NEW YORK (GenomeWeb News) – New research suggests that advanced lung cancer patients with certain genetic signatures respond to an experimental cancer drug as a first line of defense.
 
In a paper published in yesterday’s issue of the Journal of Clinical Oncology, American researchers used a prospective, multi-center clinical trial to test genotype-directed treatment with AstaZeneca’s cancer drug Iressa (gefitinib), an epidermal growth factor receptor inhibitor, for advanced non-small cell lung cancer. The team found that, overall, those with EGFR mutations responded to the drug, though this effect was heavily dependant on specific mutations.
 
“It’s starting to look like the strategy of genomically directed cancer therapy will need to incorporate testing for multiple genotypes — screening for three, four, or even more genetic markers, some of which may indicate likelihood of response to treatment, and others the chance of resistance,” lead author Lecia Sequist, a clinical researcher at the Massachusetts General Hospital Cancer Center, said in a statement. 
 
Non-small cell lung cancer, the most common form of lung cancer, reportedly causes more deaths in the US each year than colon, breast, pancreatic, and prostate cancer combined. Drugs that inhibit the EGFR tyrosine kinase, such as Iressa and Genentech’s Tarceva (erlotinib), have been tested as potential non-small cell lung cancer treatments, particularly for those who don’t respond to chemotherapy.
 
But the drugs don’t work for everyone — less than 15 percent of patients with non-small cell lung cancer respond to gefitinib.

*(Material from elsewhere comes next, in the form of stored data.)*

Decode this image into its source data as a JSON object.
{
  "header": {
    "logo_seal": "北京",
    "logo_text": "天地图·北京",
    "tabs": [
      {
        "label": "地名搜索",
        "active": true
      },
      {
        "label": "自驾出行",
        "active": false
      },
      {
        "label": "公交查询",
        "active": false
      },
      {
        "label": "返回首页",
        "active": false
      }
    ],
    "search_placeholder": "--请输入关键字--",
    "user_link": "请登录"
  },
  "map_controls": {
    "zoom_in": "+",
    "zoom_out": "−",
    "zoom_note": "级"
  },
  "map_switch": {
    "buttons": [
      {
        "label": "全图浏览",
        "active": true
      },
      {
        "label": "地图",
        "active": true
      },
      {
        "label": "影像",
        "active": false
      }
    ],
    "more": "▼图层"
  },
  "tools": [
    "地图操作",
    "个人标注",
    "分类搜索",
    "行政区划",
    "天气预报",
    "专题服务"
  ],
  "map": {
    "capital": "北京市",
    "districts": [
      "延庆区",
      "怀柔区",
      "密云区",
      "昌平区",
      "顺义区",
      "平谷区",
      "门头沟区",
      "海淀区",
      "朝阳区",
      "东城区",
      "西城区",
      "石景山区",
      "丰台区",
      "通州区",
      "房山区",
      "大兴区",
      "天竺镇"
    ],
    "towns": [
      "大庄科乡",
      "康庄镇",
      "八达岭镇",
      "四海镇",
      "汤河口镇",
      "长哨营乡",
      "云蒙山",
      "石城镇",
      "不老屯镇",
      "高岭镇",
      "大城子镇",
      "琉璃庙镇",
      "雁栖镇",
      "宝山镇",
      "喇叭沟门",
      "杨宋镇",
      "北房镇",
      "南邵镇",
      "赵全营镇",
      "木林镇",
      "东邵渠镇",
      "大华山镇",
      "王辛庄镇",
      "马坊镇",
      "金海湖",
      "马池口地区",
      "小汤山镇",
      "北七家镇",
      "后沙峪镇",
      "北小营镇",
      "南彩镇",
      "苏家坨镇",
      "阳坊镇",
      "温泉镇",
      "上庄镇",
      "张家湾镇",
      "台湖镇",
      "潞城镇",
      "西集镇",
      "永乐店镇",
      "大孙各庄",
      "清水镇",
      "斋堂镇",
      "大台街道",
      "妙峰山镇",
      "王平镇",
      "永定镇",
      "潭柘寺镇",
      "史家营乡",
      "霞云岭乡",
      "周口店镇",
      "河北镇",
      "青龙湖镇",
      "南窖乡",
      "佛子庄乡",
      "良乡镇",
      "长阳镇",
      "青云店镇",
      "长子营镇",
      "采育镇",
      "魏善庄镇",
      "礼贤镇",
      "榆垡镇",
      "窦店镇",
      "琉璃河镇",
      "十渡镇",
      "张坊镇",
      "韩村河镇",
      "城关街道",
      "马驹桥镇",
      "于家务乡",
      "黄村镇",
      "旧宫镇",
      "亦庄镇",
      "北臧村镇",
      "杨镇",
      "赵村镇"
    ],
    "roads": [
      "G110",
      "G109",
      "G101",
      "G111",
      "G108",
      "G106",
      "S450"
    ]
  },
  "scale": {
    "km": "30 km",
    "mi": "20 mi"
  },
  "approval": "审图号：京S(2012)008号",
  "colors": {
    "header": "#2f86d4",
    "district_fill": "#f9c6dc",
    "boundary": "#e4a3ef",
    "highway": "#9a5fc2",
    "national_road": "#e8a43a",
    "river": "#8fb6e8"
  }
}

The US Food and Drug Administration changed the drug’s label in 2005, limiting its use to a small subset of patients.
 
In 2004, researchers at the Massachusetts General Hospital and the Dana-Farber Cancer Institute reported that certain EGFR mutations that drove tumor development were also associated with better response to EGFR tyrosine kinase inhibitors. Even so, not all EGFR mutations are the same — and some patients with EGFR mutations develop resistance to the drugs relatively quickly.
 
The latest study, a phase II prospective clinical trial funded by an AstraZeneca, was conducted at 11 different centers over two years and involved 98 individuals with advanced non-small cell lung cancer. Of these, 34 individuals had the EGFR mutations and 31 participated in the trial, taking gefitinib daily instead of getting standard chemotherapy treatment.
 
More than half — 55 percent — of the 31 patients responded to gefitinib. Overall, one patient had a complete treatment response, 16 had a partial response, 12 had stable disease, and two had progressive disease. The median progression-free survival was 9.2 months and, after a median follow-up time of 12.3 months, 17 patients were alive and 14 had died. One patient left the study due to pneumonitis after 12 days on gefitinib.
 
The researchers found that the two patients with rapid tumor re-growth had so-called classic EGFR mutations along with additional EGFR mutations, suggesting gefitinib response is stratified by EGFR mutation type.
 
Even so, there are limitations to the study. For instance, the trial is relatively small, the authors noted, and was designed before the researchers knew that gefitinib would not be widely used in the US.
 
The authors also noted that “without randomization we could not know whether a genotype-directed treatment strategy provides a survival advantage. EGFR mutations likely portend a more favorable biology and natural history regardless of therapy.” In the future, the authors suggested that the gefitinib therapy should be compared with combination chemotherapy.